Não viu o retorno financeiro, porque o retorno emocional ela recebe cada vez que percebe um cliente olhando maravilhado para a decoração de época do lugar, composto por móveis e objetos garimpados durante suas sete viagens à China, onde buscou inspiração para a Madame Lili.

Vitral do Drosophyla, em imóvel de 1920 totalmente restaurado

Vitral do Drosophyla, em imóvel de 1920 totalmente restaurado

Decoração de época está em todos os detalhes

Decoração de época está em todos os detalhes

Parte deles está à venda numa loja estilo brechó, numa sala no andar superior. “Eu podia ter desistido.

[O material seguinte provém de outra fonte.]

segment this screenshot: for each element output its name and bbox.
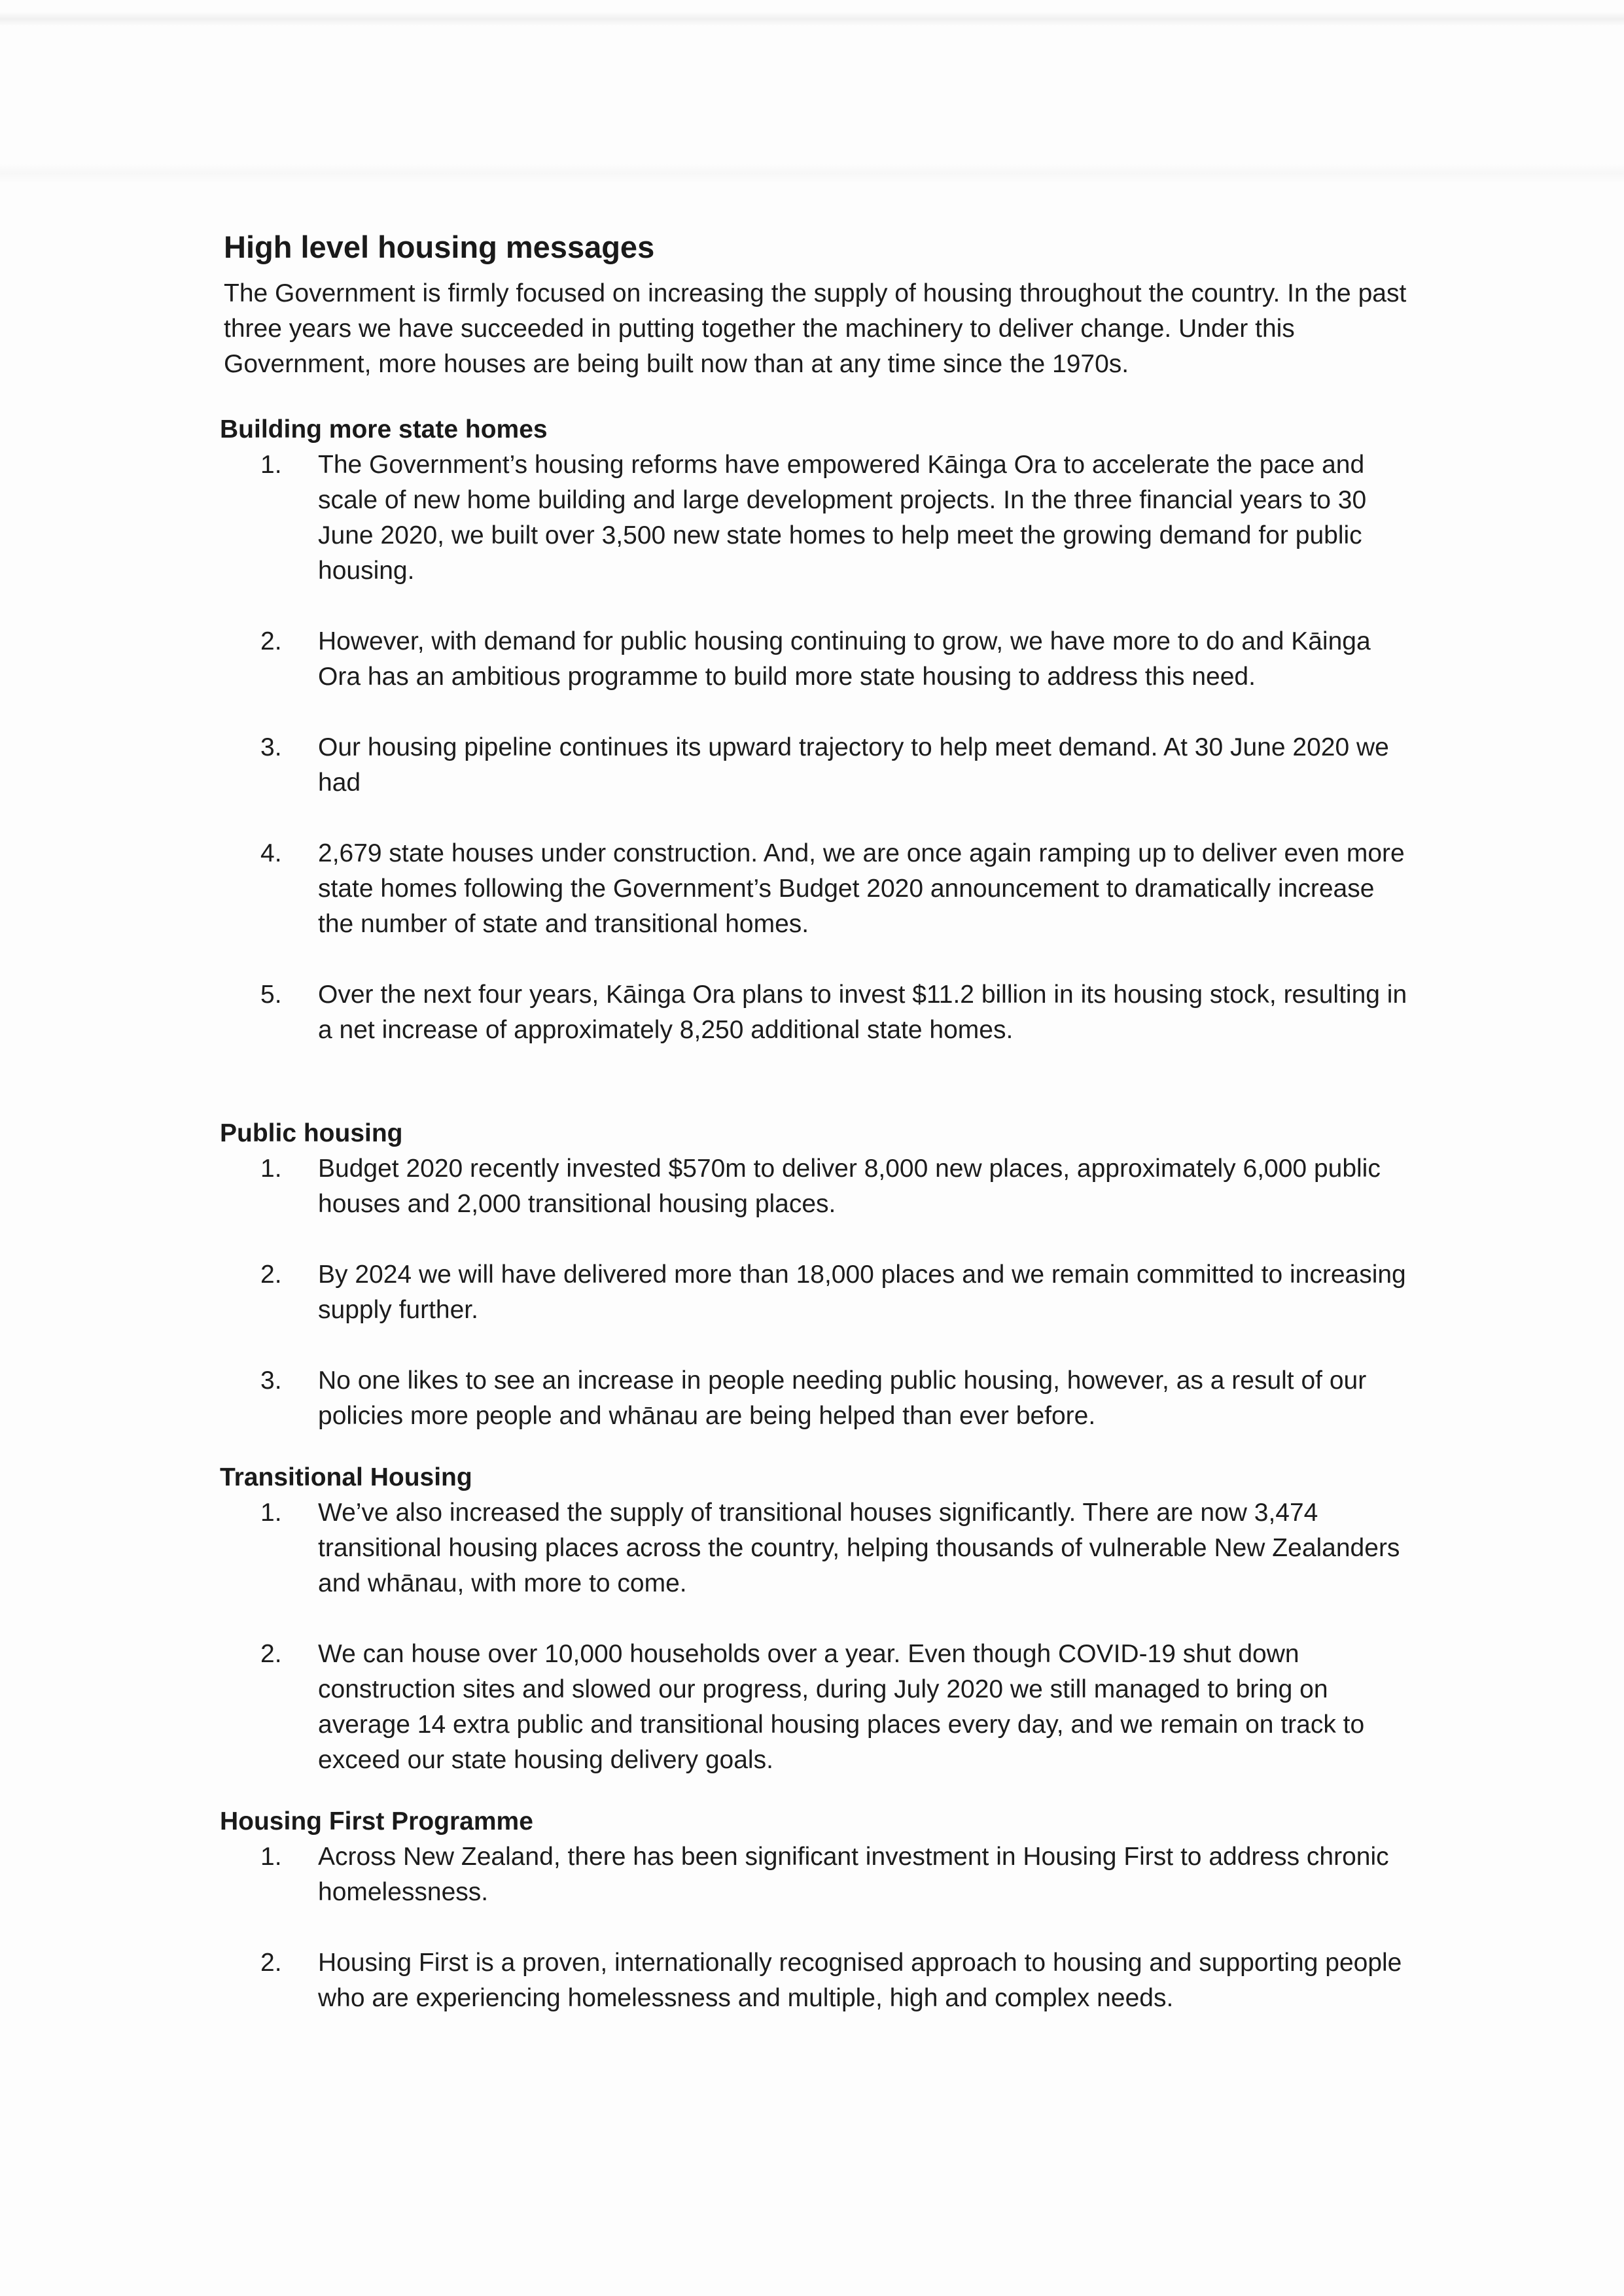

Mas eu não desisti, porque é uma alegria ver uma casa dessas assim, recuperada”, diz. Moradora da moderna Avenida Paulista, ela gostaria mesmo é de transformar o Drosophyla em sua casa de verdade. “Se um dia eu ganhar na loteria vou comprar e vir morar nesta casa.”

Nesta entrevista ao projeto A Vida no Centro, ela conta porque decidiu trazer o Drosophyla para o centro e fala das dificuldades para restaurar o casarão.

A Vida no Centro – Por que você trouxe o Drosophyla para o centro?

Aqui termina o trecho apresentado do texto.